Pour plus de prudence, Vinci Autoroutes conseille aux automobilistes « d’éviter Toulouse jeudi matin surtout à l’heure de pointe. Le trafic risque d’être encore d’être très perturbé ».

 

Vinci doit notamment procéder à « des opérations de déblayage, de nettoyage et de contrôle des infrastructures », en raison des incendies qui ont eu lieu sur la chaussée. Les deux portions concernées par les blocages sur le périphérique vers La Cépière et La Roseraie n’étaient pas rouvertes en début de matinée.

 

Les trois grands axes desservant la ville de Toulouse (A20 – A62 et A64) commencent à rouvrir peu à peu. En conséquence, l’A66 reste fermée en direction de Toulouse avec une sortie obligatoire à Mazères-Saverdun (n°2) et des entrées interdites dans les deux sens de circulation. L’accès à l’A66 est également impossible à Nailloux (n°1) dans les deux sens de circulation.

 

Un bras de fer victorieux pour les agriculteurs : 

Hier, pendant la réunion, les agriculteurs ont pu avoir gain de cause concernant la nouvelle carte des zones défavorisées.
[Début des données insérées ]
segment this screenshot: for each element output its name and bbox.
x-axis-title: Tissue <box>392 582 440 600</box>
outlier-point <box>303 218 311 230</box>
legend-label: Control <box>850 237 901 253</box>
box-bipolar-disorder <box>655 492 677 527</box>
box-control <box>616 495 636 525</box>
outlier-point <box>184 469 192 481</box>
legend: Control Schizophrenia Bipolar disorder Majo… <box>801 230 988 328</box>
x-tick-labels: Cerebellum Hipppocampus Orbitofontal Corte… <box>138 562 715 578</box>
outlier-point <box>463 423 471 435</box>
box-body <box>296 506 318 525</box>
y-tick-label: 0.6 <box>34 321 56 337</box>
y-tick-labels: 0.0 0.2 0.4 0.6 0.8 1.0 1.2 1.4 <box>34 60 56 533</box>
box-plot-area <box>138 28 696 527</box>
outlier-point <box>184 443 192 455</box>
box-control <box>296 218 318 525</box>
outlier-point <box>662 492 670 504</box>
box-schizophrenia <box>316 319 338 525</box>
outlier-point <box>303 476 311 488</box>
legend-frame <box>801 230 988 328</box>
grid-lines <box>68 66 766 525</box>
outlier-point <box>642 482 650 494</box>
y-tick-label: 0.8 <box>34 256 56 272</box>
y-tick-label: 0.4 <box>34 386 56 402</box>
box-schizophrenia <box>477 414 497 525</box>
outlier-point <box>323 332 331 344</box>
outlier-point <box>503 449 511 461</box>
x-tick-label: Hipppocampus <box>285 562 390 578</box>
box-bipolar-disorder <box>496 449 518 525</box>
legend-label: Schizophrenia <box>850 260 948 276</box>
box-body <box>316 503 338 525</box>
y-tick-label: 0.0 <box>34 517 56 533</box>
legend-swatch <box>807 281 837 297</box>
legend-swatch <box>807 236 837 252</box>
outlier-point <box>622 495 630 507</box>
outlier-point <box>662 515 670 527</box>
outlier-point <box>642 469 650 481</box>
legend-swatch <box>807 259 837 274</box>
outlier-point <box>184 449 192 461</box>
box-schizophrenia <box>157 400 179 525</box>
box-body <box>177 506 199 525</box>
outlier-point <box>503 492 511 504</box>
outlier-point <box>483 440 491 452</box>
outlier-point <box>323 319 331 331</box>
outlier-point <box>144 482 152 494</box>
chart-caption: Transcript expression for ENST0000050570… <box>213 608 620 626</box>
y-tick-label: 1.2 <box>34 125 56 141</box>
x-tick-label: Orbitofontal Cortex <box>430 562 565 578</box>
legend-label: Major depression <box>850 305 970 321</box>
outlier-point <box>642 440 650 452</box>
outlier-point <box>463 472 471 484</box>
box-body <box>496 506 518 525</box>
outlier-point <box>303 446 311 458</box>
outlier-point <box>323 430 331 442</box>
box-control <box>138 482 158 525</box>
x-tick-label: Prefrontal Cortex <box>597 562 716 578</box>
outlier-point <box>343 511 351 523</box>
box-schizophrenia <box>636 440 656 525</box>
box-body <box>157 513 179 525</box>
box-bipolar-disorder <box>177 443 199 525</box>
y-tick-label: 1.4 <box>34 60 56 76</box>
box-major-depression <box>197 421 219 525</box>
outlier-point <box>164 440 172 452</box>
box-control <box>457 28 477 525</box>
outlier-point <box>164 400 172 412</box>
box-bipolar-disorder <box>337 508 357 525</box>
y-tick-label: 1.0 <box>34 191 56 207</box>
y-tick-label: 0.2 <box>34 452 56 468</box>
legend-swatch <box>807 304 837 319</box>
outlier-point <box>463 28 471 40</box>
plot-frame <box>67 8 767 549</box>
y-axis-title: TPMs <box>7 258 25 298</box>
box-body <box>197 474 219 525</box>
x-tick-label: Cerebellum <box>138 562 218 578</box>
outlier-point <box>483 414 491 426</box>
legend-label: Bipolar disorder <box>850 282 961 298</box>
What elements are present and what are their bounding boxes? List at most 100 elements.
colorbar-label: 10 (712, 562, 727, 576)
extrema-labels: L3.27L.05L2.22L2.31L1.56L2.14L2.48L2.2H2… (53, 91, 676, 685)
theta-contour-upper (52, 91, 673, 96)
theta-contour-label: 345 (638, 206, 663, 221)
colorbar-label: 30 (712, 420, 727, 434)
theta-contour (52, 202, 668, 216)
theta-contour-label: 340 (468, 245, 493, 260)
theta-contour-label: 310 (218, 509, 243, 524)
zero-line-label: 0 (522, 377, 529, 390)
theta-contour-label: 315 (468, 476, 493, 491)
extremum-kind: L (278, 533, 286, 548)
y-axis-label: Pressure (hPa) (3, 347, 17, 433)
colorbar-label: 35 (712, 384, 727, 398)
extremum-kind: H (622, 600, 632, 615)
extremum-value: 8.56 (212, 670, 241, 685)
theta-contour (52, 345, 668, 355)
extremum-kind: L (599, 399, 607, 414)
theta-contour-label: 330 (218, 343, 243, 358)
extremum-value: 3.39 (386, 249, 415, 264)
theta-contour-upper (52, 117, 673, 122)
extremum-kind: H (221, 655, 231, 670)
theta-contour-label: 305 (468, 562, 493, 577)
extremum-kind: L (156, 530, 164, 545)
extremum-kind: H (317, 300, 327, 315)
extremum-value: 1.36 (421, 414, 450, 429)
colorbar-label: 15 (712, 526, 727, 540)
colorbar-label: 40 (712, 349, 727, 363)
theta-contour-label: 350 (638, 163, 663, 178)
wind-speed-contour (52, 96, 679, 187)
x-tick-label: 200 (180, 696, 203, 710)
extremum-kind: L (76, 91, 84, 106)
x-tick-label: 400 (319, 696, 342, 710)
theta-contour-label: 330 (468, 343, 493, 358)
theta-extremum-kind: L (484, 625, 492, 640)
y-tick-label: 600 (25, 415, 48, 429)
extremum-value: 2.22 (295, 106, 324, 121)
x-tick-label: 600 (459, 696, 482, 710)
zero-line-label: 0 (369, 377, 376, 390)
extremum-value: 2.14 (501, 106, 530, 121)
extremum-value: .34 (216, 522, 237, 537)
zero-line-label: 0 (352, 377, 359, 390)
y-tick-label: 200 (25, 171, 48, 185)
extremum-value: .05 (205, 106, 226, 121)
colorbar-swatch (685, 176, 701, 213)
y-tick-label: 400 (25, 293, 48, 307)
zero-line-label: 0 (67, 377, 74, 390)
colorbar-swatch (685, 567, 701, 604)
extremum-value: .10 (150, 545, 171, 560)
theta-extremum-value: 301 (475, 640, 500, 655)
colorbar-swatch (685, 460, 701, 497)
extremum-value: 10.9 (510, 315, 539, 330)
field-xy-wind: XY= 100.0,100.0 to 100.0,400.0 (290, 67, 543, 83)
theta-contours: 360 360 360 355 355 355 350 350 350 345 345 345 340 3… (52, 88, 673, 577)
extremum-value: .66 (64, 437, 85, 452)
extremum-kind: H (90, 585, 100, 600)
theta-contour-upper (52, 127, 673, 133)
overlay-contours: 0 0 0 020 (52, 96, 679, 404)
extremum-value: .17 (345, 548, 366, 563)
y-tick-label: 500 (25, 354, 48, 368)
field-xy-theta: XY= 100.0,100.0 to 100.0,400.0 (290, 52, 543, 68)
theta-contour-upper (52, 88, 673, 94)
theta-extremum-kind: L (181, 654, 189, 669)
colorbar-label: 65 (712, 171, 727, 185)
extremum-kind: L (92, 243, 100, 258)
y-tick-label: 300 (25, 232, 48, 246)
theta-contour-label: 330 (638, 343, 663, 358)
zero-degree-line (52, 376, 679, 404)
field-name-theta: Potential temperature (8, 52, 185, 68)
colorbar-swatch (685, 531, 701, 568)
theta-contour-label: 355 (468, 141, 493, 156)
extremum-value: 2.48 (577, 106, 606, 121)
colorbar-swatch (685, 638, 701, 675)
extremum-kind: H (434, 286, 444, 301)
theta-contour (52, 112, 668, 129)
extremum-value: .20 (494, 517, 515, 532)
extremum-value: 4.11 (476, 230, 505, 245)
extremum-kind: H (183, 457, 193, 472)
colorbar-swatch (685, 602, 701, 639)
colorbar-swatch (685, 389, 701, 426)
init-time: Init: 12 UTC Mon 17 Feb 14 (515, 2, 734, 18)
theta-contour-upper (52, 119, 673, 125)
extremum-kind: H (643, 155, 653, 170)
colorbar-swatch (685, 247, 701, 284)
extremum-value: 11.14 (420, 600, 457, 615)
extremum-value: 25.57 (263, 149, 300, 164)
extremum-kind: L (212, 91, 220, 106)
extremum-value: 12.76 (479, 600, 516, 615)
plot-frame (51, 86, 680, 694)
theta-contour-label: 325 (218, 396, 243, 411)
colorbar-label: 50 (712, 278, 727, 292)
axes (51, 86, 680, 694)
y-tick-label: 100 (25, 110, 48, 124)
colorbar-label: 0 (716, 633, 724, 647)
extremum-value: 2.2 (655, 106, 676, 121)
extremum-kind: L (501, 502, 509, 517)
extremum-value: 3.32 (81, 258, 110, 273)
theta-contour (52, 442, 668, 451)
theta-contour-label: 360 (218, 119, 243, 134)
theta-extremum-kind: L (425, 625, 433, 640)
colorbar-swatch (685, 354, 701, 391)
Plus de 400 communes ont été réintégrées en Occitanie. Le nombre de zones qui disparaissent de cette carte dans l’ex région Midi-Pyrénées serait bien moins élevé que prévu : au lieu de perdre 472 communes, la région en perd 182. En Haute-Garonne, 22 communes seraient finalement exclues des zones défavorisées au lieu de 182 initialement prévues.

 

Cependant, certaines communes qui auraient pu bénéficier, pour la première fois, du classement en zone défavorisée ont été écartées « pour faire de la place ». C’est le cas du Lot, du Gers ou encore de la vallée de la Dordogne, et notamment de la commune de Rocamadour.

 

Une nouvelle réunion doit se tenir au ministère, vendredi 9 février 2018, pour la présentation d’une nouvelle carte plus précise.